Summary
Patients with major mental illnesses, such as schizophrenia and bipolar disorder, have an increased prevalence of metabolic syndrome and its components (ie, risk factors for cardiovascular disease and type 2 diabetes). This article discusses results from a study to determine if metabolic risk factors in patients diagnosed with serious mental illness improved with motivational interviewing performed weekly and routine follow-up care.
- mood disorders
- schizophrenia
- cardiometabolic disorder cardiometabolic disorder
Paula Bolton, MS, ANP-BC, McLean Hospital, Belmont, Massachusetts, USA, presented results from a study to determine if metabolic risk factors in patients diagnosed with serious mental illness (SMI) improved with motivational interviewing performed weekly and routine follow-up care.
Patients with major mental illnesses, such as schizophrenia and bipolar disorder, have an increased prevalence of metabolic syndrome (MetS) and its components (ie, risk factors for cardiovascular disease and type 2 diabetes). They lose 25 to 30 years of potential life in comparison with the general population, primarily due to premature cardiovascular mortality [Newcomer JW. Am J Manag Care. 2007]. The causes of increased cardiovascular risk in this population can include nondisease-related factors, such as poverty and reduced access to medical care, as well as adverse metabolic side effects associated with psychotropic medications, such as antipsychotic drugs.
In the study, initial patient screening was done for the presence of 2 risk factors for MetS; baseline waist circumference, vital signs, and biological measures (eg, triglycerides, glucose, high-density lipoprotein [HDL]). Once enrolled, participants completed a quality-of-life measure and developed a personalized health goal.
The intervention consisted of the following: (1) a weekly in-person meeting while hospitalized, and weekly telephone contact postdischarge, with a psychiatric nurse to discuss progress toward health goals utilizing motivational interviewing; (2) nurse practitioner visits for health assessment (physical examination) at postdischarge weeks 2, 6, 10, 14, and 18; (3) a psychiatric nurse visit immediately following for measurement of perceived progress toward health goals and motivational coaching; and (4) evaluation of biological measures at weeks 10 and 18 (eg, glucose, triglycerides, and HDL).

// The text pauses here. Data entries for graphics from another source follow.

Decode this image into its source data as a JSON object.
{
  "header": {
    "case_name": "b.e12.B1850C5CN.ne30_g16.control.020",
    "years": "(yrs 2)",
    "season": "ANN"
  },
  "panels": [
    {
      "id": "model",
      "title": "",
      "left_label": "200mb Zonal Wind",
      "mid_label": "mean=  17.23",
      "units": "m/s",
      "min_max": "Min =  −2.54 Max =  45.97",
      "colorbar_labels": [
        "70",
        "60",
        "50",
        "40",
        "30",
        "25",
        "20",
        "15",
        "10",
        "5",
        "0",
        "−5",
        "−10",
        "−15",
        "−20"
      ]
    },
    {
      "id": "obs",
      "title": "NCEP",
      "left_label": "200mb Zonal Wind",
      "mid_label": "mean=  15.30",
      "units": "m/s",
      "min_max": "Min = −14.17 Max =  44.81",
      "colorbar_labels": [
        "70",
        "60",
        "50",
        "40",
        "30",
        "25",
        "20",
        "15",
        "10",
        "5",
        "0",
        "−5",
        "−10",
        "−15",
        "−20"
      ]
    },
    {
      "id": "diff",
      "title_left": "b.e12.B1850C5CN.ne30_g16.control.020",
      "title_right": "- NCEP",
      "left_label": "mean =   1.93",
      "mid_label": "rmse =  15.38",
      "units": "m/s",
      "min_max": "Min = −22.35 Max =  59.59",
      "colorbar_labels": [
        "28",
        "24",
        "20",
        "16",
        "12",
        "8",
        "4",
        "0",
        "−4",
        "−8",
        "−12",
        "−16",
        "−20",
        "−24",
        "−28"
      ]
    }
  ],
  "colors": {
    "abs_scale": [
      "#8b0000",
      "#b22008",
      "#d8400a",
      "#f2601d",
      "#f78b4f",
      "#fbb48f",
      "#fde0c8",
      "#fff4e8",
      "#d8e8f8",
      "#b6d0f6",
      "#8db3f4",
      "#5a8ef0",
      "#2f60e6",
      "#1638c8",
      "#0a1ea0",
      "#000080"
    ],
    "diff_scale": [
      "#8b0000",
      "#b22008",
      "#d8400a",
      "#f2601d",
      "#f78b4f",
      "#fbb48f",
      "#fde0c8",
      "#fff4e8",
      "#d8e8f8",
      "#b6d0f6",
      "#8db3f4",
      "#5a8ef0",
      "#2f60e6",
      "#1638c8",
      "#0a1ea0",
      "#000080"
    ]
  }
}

Thirty-eight patients (23 men, 15 women) aged 18 to 55 years enrolled in the study; of those, 11 completed it (28.9%). Measures included physiologic variables (blood pressure, weight, waist circumference, fasting glucose, and fasting lipids), Healthy Days Health-Related Quality of Life [CDC BRFSS Questionnaire. 2009], and the My Progress Toward Goal Semantic Differential Scale.
Those who completed the study were able to lose or maintain weight over the course of the research; 3 of them were also successful in smoking cessation. There were, however, only small improvements in some MetS risk factors and no change in others. For several weeks following discharge, most patients continued to have significant psychiatric symptoms, which were potential barriers to participation as well as to progress toward health goals. Lack of motivation, anhedonia, and poor decision-making skills were constant obstacles.
Despite these challenges, outpatient case management by nurses for those with SMI who are at risk for medical problems may provide needed psychosocial support and integration of medical and psychiatric care. At the same time, it can help patients navigate the health care system. All participants viewed the weekly telephone calls from the research nurse as helpful.
Longer-term studies need to be developed for this vulnerable patient population. Individuals with SMI are at high risk emotionally and medically, and thus require more support for longer periods of time to address medical issues related to MetS.